Entretanto, no novo clima eleitoral que se expressou nos comícios não significa que o panorama social seja tranqüilo para o próximo ocupante do Eliseo. Pelo contrário, nas semanas prévias aos comícios assistimos a uma reativação de setores chave do proletariado na França. Os movimentos que emergeram no último período pouco tem a ver com as tradicionais lutas estritamente controladas pela burocracia sindical e lançadas para respaldar as alternativas de centro-esquerda nas fases pré-eleitorais. As lutas dos professores contra o aumento do volume anual de trabalho, dos trabalhadores de Alcatel, da Airbus contra as demissões, dos portuários do Porto Autônomo de Marselha, dos empregados da ANPE, dos trabalhadores da PSA (Citroën) de Aulnay que levaram adiante uma luta pela integração dos precarizados e por aumento salarial são algumas mostras.
São lutas, sobretudo no caso da Citroën Aulnay, que emergeram por fora da agenda sindical em reação aos golpes que a patronal e o Estado pretendem fazer ao mundo do trabalho. Isto não significa que os sindicatos não as tenham controlado para que não lhe escapassem das mãos. São o sintoma, entretanto, de um importante e decisivo retorno da questão social na França mediante seus próprios protagonistas, depois da relativa calma do período que sucedeu aos três intensos meses da luta anti CPE. Por sua vez, frente aos novos ataques de Sarkozy aos imigrantes e ás crianças órfãs, se criaram comitês de vigilà¢ncia para impedir a expulsão de crianças sem documentos e de suas famílias. As marchas organizadas em Paris em solidariedade aos estudantes e pais de estudantes sem documentos que os Estado pretende deportar, mostram certo retorno concreto da temática da solidariedade como já se havia visto nas férias de julho.

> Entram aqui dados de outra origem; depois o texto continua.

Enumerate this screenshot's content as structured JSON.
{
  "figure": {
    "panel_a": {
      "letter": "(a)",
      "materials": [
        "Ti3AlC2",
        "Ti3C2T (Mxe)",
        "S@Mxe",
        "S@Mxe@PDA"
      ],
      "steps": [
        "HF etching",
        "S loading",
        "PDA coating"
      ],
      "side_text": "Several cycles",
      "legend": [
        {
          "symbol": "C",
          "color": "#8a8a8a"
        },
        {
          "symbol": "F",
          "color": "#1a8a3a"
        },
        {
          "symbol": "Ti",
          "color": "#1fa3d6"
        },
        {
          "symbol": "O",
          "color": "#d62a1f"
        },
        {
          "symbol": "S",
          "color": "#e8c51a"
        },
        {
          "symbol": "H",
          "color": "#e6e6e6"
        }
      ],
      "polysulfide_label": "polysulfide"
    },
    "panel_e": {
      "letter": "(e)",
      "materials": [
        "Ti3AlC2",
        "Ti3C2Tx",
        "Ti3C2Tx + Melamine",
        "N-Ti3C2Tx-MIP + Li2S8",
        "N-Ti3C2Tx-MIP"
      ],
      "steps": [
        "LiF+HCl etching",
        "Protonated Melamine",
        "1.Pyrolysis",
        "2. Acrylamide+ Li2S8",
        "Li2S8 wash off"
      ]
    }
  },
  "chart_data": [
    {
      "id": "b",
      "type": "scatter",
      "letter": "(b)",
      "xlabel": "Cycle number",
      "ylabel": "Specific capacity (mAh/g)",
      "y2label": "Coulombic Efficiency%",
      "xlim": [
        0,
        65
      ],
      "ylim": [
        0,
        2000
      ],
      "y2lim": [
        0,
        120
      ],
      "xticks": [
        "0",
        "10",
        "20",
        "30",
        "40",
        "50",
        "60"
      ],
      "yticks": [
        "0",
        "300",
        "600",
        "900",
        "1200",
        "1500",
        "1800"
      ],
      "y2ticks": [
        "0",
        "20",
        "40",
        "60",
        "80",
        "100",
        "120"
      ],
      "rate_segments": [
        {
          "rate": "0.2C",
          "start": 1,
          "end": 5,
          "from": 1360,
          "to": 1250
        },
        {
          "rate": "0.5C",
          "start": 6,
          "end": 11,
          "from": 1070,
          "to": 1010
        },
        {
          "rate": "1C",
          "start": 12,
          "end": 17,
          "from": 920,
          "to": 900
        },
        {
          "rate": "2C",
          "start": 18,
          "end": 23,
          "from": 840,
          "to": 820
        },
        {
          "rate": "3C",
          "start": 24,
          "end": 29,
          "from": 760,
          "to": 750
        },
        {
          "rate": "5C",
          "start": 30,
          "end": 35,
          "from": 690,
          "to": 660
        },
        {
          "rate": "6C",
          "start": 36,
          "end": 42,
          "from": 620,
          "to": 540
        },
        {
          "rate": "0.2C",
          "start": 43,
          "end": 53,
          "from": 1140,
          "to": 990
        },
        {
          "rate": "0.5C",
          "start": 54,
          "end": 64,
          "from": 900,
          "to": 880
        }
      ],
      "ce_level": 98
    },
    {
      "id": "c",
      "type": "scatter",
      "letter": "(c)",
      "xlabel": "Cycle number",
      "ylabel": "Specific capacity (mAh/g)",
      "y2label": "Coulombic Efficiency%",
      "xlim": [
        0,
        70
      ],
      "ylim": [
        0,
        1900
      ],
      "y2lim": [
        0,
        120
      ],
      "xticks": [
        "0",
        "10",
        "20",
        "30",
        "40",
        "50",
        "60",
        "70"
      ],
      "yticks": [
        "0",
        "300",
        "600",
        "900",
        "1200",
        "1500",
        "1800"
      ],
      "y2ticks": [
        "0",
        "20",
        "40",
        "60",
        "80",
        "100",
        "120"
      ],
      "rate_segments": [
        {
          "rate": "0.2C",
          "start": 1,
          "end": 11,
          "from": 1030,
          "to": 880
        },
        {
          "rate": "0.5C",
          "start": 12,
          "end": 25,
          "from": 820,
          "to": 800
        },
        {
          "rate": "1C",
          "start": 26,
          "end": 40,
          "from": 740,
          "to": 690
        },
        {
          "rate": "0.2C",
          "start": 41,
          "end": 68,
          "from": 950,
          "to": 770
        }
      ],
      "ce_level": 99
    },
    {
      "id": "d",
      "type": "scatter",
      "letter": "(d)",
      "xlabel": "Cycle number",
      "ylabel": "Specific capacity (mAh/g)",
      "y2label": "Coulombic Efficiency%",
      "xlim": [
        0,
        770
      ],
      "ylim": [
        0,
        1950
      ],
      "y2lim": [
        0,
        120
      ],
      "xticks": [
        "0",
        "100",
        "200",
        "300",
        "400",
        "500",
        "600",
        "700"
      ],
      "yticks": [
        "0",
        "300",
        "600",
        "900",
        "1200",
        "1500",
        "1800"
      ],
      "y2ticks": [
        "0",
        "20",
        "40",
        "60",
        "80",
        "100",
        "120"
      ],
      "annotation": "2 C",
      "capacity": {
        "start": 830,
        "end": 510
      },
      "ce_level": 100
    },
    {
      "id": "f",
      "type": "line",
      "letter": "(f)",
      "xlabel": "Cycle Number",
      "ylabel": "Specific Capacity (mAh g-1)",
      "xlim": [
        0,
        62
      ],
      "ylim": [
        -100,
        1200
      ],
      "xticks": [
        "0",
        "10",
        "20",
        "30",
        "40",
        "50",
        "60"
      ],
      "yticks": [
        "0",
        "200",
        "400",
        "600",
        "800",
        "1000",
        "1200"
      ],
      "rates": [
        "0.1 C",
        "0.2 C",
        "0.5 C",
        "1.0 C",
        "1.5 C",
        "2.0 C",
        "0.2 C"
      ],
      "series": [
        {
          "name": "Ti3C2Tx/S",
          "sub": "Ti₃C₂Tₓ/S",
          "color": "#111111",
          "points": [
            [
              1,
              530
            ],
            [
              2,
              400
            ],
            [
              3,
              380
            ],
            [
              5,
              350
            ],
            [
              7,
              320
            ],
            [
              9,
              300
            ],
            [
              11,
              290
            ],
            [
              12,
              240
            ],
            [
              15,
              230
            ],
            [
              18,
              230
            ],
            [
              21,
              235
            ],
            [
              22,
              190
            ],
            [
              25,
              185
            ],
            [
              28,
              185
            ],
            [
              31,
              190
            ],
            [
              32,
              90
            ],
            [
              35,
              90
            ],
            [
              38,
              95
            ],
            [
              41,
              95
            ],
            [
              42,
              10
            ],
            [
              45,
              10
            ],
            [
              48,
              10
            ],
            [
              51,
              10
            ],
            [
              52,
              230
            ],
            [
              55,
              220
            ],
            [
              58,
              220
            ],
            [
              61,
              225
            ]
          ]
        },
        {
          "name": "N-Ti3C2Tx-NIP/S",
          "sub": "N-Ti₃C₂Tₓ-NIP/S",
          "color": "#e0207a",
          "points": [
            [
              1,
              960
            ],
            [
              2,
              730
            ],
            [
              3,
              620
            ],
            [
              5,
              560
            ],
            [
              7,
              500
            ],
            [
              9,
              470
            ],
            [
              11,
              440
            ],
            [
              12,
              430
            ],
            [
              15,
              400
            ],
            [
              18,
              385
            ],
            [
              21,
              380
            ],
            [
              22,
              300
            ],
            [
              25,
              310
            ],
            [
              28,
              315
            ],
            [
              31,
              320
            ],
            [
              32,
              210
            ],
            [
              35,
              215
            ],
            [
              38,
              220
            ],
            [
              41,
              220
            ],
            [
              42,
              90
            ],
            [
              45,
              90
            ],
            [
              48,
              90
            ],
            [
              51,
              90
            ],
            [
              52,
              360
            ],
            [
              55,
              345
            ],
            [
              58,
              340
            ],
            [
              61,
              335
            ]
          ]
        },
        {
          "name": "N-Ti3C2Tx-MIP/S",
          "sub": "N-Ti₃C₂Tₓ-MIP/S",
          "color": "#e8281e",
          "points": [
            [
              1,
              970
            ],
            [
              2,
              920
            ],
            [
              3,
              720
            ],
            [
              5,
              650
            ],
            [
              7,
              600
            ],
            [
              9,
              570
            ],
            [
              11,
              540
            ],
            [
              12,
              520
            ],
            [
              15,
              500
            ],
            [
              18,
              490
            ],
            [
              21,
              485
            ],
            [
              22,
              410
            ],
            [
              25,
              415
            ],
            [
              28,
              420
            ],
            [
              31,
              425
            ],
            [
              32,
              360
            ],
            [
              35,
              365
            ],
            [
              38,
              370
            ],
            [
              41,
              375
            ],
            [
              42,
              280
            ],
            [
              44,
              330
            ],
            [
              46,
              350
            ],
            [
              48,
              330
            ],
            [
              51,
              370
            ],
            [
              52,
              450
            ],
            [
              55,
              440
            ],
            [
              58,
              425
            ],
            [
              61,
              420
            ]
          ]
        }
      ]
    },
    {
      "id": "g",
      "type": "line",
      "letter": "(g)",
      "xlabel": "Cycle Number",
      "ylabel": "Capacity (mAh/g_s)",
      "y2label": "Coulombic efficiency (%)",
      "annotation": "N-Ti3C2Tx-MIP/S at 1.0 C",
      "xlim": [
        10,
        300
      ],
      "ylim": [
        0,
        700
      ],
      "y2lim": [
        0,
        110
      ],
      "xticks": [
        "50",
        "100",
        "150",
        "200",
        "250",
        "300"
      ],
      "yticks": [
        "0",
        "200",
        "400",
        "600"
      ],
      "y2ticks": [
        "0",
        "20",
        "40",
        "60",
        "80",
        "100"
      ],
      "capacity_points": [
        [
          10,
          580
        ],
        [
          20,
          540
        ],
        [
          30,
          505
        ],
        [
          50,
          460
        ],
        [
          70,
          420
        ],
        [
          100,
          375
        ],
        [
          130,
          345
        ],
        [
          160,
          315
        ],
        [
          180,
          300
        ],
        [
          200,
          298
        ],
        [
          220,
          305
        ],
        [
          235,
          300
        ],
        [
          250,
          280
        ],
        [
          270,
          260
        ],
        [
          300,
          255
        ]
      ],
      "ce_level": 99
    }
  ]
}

Mais recentemente, os acontecimentos da Gare du Nord no dia 27 de março, sobretudo quando durante várias horas pela tarde várias centenas de usuários, a grande maioria de trabalhadores ou estudantes que voltavam a suas casas, se opuseram coletivamente a um controle policialesco brutal, como sofrem dezenas a cada dia na capital, frente ã prisão de um viajante congolês. Esta situação deixa claro que mesmo com uma vitória no segundo turno do direitista mais brutal entre os principais candidatos da burguesia, o ex ministro do interior Sarkozy, hoje o mais provável é que o futuro governo terá que lidar com uma fração consistente das classes populares hostil ao discurso reacionário e racista da UMP, ou no caso de derrota, com sua versão mais civilizada porém igualmente reacionária, antioperária e anti-imigrante de Ségolène Royal. Frente aos futuros embates do próximo governo, o giro social liberal do PS e o debacle do PC, os dois partidos históricos da classe operária francesa, está colocada mais do que nunca a mobilização nas ruas e a maior unidade de ação contra todo ataque anti operário ou ás liberdades democráticas, uma vez que é necessário lutar por um partido dos trabalhadores independente com um programa revolucionário.